# deer tracking dog



## trapperrandall (Aug 20, 2011)

A buddy of mine just got a deer tracking dog back from the trainer. The dog is awsome. The trainer charges $500 flat fee. My question is what would be the best breed of dog to send to get trained? My buddy said the trainer had all kinds of breeds there. But whats the best dog to have trained?


----------



## Drew33998 (Aug 20, 2011)

Any type of hound really.  Ive even heard of some people using dachsunds.  Any dog with a decent nose and enthusiasm should work.


----------



## Donnie Reid (Aug 20, 2011)

Labs work really well and you have a good handle on them with out a leash


----------



## thewooddoctor (Aug 31, 2011)

*Deer tracking dog*

I've got a sheppard-lab mix that tracks with or without blood. Leashed is the only way for her to track, she gets so excited that if you've got a gut shot, she'll get out ahead of you and jump it up and run it even further and you'll never get sight of it. I shot one last year in the evening and thought I had missed it. Went and looked the next morning and found blood and the deer still alive. After the deer layed there all night it had clotted up. Without the benifit of blood she tracked the deer for nearly 2 miles, across 2 creeks. If she had not been on a leash we would have never seen the deer.


----------



## holton27596 (Sep 4, 2011)

*tracker*

I have a little boykin that I use. She is heck on wheels following a blood trail. My wife gave her to me for a xmas gift 3 years ago, best present ive ever got.


----------



## plottman25 (Sep 4, 2011)

Since the regulations state that any blood trailing dog has to be keept on a leash while looking for the animal i would go with a beagle or something smaller, a big hound would be dragging thru the woods to get to what he is after, a smaller dog would be easier to controll.


----------



## wildlands (Sep 4, 2011)

Plottman as far as I know Ga has not got any regulations on the use of tracking dogs. There are many in the state that use thier dogs off leash to find game. If taught early even big dogs can be trained to work slower on a track, I have 3 anywere from 40, 52 and 60 pound hounds.

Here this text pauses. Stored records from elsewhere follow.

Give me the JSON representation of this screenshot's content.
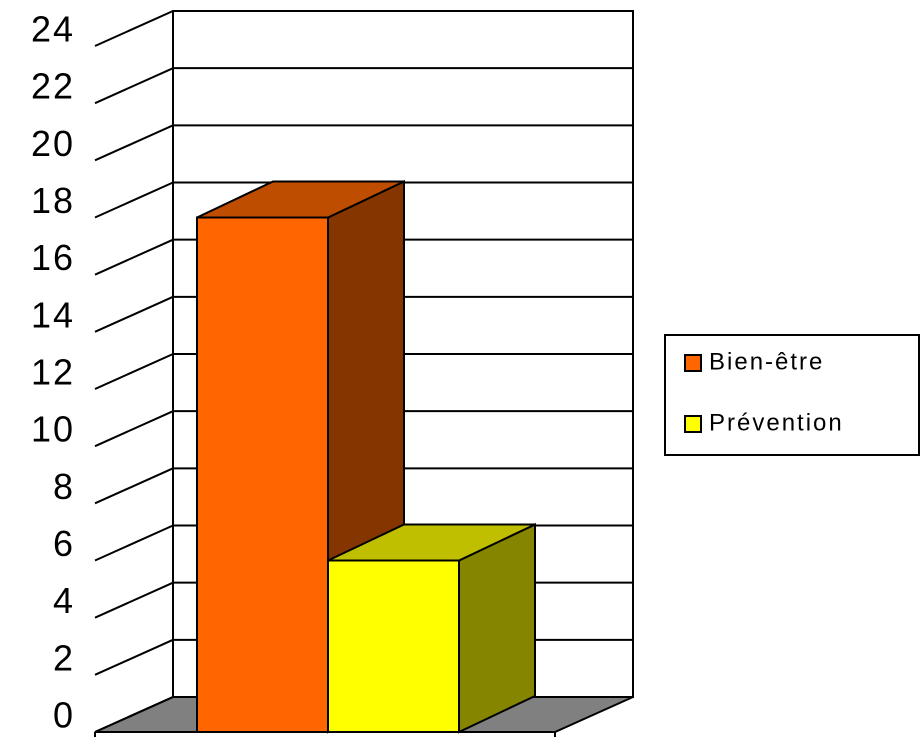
{
  "chart_data": {
    "type": "bar3d",
    "categories": [
      null
    ],
    "series": [
      {
        "name": "Bien-être",
        "color": "#ff6600",
        "values": [
          18
        ]
      },
      {
        "name": "Prévention",
        "color": "#ffff00",
        "values": [
          6
        ]
      }
    ],
    "ylim": [
      0,
      24
    ],
    "yticks": [
      0,
      2,
      4,
      6,
      8,
      10,
      12,
      14,
      16,
      18,
      20,
      22,
      24
    ],
    "grid": true,
    "legend": "right"
  }
}
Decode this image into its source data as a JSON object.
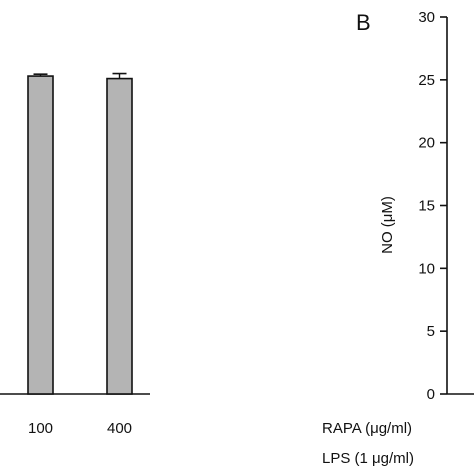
{
  "panel_a": {
    "chart_data": {
      "type": "bar",
      "categories": [
        "100",
        "400"
      ],
      "values": [
        25.3,
        25.1
      ],
      "errors": [
        0.15,
        0.4
      ],
      "ylim": [
        0,
        30
      ],
      "bar_color": "#b4b4b4",
      "error_bar_color": "#111111"
    }
  },
  "panel_b": {
    "label": "B",
    "chart_data": {
      "type": "bar",
      "ylabel": "NO (μM)",
      "yticks": [
        "0",
        "5",
        "10",
        "15",
        "20",
        "25",
        "30"
      ],
      "ylim": [
        0,
        30
      ]
    },
    "row_labels": {
      "rapa": "RAPA (μg/ml)",
      "lps": "LPS (1 μg/ml)"
    }
  }
}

What they learn at an early age is how they will work when they are older. Slow them down when they are young and only let them advance at the pace you want them too. They will eventually learn to work at your pace. If you go at their pace then that is what they will think they are suppose to do. Works on most but there is allways that one that will buck the system.


----------



## rvick (Sep 5, 2011)

i dont think there is any regulation in ga. against turning your tracking dog loose. it is up to the wardens discretion. cant let it cross property lines without permission though.


----------



## plottman25 (Sep 5, 2011)

I guess i was wrong, I could have sworn that you had to keep them on a leash, but i have found nothing in the current reg book that even mentions using dogs to track game, I thought that they had a section on that as well.


----------



## rvick (Sep 5, 2011)

when they passed the 250 acre deer dog regs a few years ago, it stopped us from legally being able to run our deer beagles. we had done that a couple of times every week since i can remember. i sure miss it.


----------



## amoore28 (Nov 20, 2018)

Drew33998 said:


> Any type of hound really.  Ive even heard of some people using dachsunds.  Any dog with a decent nose and enthusiasm should work.


dachsunds is german for badger hound


----------